I'm assuming that you have an attorney who filed the petition and will be representing you in court. It would have been a mistake to file it on your own. The Court does not have the authority to change the sentence. The only thing he can do is change it to non reporting. You do not indicate whether the underlying charge involved sex which would have a bearing on the courts decision.
I agree with Attorney Keller and would add that "Motions practice" will be incredibly specific to your county. What can be done comes down to the attitudes of the DA, the PO, and the Judge. If you have local counsel, he will have better insight as to the questions you will face.

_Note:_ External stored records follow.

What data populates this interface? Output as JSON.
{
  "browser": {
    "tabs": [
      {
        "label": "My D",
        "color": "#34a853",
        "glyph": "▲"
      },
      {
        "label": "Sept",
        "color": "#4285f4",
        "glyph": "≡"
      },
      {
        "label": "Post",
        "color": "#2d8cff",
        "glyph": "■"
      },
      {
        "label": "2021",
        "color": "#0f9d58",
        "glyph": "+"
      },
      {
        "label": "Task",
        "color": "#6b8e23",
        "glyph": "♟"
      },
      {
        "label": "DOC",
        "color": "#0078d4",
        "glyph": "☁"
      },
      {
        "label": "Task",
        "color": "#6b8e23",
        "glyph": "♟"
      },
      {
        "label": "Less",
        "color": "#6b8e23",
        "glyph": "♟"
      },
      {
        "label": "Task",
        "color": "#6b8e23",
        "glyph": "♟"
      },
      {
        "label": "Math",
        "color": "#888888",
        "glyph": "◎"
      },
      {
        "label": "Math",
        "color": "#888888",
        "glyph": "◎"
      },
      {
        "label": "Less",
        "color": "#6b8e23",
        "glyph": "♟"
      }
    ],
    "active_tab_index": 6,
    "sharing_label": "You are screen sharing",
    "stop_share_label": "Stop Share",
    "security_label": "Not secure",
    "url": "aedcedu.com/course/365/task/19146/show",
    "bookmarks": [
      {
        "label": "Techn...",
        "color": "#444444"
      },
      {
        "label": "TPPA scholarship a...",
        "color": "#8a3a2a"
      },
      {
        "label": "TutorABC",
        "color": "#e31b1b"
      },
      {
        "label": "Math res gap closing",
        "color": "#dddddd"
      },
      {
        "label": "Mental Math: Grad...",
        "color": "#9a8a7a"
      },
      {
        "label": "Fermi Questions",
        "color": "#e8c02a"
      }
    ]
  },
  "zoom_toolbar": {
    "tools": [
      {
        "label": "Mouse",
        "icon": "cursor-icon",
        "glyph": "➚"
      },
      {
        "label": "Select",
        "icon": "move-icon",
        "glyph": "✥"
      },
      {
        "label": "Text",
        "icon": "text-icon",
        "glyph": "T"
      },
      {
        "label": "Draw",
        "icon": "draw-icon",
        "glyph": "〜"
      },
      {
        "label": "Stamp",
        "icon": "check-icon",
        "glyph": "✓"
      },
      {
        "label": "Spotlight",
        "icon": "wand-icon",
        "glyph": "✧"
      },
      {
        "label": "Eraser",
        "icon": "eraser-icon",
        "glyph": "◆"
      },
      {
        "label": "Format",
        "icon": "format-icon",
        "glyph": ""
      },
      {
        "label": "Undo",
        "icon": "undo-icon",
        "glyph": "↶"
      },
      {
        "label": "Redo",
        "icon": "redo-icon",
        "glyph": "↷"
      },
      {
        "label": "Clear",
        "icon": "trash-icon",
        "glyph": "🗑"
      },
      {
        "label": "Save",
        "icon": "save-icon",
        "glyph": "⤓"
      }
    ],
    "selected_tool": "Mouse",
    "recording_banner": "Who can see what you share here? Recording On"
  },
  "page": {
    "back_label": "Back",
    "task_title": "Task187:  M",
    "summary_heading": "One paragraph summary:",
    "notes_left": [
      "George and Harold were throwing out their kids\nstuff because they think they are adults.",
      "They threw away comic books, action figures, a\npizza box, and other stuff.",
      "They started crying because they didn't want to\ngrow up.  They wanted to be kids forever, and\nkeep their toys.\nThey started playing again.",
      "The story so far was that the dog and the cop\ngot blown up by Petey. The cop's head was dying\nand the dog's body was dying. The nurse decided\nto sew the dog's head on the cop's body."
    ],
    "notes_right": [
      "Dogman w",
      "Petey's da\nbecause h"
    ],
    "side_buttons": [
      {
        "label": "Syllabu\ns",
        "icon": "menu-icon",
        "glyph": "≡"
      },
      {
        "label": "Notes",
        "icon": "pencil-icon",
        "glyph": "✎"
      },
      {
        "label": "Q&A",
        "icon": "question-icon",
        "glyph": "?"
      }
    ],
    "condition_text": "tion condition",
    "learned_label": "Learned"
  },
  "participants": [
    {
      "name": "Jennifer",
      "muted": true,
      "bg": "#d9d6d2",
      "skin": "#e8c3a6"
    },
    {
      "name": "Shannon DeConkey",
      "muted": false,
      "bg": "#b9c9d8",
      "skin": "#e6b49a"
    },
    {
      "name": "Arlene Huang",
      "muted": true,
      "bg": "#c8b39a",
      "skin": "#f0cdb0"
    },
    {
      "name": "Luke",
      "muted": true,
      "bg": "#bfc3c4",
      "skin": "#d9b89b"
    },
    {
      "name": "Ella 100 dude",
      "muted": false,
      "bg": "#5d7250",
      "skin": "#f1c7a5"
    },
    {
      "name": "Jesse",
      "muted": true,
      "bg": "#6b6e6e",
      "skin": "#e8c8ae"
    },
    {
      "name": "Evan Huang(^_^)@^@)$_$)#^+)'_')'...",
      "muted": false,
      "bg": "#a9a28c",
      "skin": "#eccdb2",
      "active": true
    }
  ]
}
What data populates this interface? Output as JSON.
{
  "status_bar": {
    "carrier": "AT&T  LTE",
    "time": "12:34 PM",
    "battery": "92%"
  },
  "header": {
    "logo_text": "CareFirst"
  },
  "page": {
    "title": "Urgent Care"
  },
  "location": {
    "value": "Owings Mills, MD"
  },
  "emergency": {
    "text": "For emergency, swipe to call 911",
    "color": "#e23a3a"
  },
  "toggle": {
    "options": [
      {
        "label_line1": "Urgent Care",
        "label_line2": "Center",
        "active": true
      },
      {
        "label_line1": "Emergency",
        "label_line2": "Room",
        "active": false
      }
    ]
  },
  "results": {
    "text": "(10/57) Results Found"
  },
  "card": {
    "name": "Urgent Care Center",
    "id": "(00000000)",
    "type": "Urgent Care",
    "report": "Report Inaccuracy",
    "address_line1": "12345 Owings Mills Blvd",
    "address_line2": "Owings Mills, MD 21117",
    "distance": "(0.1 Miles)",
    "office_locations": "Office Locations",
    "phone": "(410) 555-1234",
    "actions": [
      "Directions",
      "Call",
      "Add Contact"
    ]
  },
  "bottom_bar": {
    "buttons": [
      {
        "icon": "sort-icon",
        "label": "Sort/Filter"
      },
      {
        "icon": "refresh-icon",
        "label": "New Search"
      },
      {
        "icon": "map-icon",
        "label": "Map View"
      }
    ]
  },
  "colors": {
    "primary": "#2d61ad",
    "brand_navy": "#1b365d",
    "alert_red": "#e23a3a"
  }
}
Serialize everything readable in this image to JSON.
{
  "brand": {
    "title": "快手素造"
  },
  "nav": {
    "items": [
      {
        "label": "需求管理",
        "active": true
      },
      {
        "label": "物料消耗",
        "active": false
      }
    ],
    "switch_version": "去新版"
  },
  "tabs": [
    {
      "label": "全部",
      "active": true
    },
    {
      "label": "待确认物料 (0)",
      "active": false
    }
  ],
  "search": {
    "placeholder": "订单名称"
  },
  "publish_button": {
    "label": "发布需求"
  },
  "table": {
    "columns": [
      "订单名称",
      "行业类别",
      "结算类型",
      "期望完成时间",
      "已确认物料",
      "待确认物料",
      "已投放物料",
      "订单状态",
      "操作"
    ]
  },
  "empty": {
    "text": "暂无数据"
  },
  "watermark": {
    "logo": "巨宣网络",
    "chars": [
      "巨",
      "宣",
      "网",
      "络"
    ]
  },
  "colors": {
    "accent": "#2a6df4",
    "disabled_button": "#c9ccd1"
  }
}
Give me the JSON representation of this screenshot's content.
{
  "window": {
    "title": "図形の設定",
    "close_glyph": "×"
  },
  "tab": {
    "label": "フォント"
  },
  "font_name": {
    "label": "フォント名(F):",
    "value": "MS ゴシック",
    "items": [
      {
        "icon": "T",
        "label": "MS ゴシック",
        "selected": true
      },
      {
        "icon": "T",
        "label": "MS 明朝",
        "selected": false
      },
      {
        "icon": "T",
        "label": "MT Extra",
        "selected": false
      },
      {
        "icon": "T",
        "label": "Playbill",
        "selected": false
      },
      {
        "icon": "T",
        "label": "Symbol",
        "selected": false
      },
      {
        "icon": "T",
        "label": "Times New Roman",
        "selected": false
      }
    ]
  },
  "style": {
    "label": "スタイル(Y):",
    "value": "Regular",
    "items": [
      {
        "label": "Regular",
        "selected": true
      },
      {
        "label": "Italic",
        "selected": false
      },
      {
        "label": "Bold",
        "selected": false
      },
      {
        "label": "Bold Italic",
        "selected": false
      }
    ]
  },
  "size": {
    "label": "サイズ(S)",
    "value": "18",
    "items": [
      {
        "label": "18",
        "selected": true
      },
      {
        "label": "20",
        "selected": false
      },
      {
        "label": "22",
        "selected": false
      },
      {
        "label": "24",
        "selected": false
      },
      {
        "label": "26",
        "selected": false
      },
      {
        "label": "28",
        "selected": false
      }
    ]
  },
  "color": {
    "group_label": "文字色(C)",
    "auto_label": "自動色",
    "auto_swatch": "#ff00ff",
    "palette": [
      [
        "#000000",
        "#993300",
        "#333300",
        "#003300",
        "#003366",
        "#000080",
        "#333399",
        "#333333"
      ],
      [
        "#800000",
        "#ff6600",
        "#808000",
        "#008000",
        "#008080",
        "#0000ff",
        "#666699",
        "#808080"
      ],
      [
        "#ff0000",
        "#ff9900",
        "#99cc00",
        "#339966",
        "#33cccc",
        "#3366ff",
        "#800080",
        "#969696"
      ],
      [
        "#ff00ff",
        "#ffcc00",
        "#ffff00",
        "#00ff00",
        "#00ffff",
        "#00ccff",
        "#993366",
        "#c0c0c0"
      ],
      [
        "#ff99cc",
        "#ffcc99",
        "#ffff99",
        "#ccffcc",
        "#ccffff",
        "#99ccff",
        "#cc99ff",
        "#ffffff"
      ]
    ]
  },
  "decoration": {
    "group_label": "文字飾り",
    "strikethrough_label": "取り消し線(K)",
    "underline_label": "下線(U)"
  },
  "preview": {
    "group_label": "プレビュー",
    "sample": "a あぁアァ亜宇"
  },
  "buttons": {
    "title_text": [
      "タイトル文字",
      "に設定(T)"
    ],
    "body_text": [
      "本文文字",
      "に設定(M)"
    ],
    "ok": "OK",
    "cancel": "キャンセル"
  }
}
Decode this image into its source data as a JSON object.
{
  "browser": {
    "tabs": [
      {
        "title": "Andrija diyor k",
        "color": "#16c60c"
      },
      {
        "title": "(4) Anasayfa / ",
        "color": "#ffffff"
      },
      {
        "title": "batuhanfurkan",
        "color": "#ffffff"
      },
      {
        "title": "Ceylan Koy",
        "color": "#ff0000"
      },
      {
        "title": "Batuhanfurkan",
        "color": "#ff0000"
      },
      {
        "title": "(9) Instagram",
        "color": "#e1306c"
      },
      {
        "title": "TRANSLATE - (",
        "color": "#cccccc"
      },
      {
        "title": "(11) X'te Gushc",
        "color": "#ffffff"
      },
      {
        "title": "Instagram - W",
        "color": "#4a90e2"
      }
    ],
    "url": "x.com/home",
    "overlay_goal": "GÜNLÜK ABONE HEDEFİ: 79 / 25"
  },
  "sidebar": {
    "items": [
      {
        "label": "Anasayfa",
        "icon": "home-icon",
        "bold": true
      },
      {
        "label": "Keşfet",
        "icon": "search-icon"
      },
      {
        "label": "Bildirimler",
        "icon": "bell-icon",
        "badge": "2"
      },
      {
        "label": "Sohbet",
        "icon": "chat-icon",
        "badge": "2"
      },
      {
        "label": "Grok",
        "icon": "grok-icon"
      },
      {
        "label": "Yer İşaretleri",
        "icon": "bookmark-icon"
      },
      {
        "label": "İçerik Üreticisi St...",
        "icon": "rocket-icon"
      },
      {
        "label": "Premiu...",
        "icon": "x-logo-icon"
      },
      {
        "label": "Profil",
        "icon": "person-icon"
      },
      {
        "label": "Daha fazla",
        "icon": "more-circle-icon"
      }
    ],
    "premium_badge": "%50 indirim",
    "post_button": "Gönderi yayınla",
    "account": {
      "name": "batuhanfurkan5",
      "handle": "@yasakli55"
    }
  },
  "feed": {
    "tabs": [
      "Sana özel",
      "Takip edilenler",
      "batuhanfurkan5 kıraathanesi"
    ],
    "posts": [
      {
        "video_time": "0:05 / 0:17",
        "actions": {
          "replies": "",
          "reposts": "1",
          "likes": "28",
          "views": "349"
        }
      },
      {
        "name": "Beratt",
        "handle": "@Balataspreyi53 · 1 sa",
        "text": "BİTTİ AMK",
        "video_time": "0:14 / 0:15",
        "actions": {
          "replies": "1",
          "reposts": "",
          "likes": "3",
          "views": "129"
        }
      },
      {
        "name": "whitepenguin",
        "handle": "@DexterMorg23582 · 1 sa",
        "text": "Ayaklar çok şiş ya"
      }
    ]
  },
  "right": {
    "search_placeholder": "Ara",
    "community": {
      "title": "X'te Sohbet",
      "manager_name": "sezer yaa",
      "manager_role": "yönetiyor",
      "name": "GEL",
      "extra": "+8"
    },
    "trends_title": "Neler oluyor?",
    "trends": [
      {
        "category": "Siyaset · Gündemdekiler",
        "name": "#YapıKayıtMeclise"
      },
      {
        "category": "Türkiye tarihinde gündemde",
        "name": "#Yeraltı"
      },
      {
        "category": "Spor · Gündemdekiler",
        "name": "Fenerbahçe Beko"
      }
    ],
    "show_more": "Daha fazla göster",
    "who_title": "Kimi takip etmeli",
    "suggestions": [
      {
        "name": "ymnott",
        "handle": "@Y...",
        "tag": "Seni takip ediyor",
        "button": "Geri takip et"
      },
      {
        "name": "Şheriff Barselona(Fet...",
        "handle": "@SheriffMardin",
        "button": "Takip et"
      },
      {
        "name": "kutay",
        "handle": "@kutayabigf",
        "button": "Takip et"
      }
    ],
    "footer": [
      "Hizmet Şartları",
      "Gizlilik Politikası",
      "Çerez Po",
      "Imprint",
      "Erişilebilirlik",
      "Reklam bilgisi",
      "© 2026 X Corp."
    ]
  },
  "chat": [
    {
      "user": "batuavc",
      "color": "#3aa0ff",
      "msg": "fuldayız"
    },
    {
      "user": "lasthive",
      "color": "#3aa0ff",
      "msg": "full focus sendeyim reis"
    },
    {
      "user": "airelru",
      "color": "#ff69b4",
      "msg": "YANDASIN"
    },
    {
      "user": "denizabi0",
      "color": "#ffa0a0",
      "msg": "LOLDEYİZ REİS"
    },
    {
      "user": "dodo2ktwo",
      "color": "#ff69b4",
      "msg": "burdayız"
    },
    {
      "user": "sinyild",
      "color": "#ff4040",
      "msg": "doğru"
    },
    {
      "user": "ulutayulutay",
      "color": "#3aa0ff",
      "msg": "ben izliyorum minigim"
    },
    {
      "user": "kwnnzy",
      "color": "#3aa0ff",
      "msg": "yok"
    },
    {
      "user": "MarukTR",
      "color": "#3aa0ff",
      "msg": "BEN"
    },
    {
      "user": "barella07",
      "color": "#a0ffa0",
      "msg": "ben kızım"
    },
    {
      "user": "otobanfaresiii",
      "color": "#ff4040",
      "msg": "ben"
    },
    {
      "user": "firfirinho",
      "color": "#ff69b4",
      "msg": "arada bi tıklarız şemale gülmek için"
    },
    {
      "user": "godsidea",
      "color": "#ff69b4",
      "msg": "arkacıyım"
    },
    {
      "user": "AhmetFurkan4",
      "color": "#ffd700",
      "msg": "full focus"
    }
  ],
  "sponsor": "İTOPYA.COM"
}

With all due respect to the attorney who stated that the judge has no "power to change your sentence" he is talking about the power of a court to modify the original length of the sentence. He is talking about the fact that, in order for the court to modify a sentence, a motion should be filed within ten days of when the sentence was originally imposed and the fact that the court would have 120 days to grant or deny such a request. It would be deemed denied by operation of law if not ruled upon within 120 days.
Motions for early termination of probation are not really viewed as motions to modify the sentence. I have practiced criminal law in multiple counties including Blair. These motions are not commonly granted but they are often granted. I imagine a DA could some day make a legal challenge to a judge granting an early termination of probation on the grounds that such was really a very late modification of sentence but I have never, in 21 years, seen such an argument made. Let me give you an analogous situation. Say a person gets 6 to 23 months in jail. That person is eligible for parole after 6 months in but I have seen petitions for early parole granted on many occasions.
My rule of thumb is to tell my clients to do at least 60% of the probation.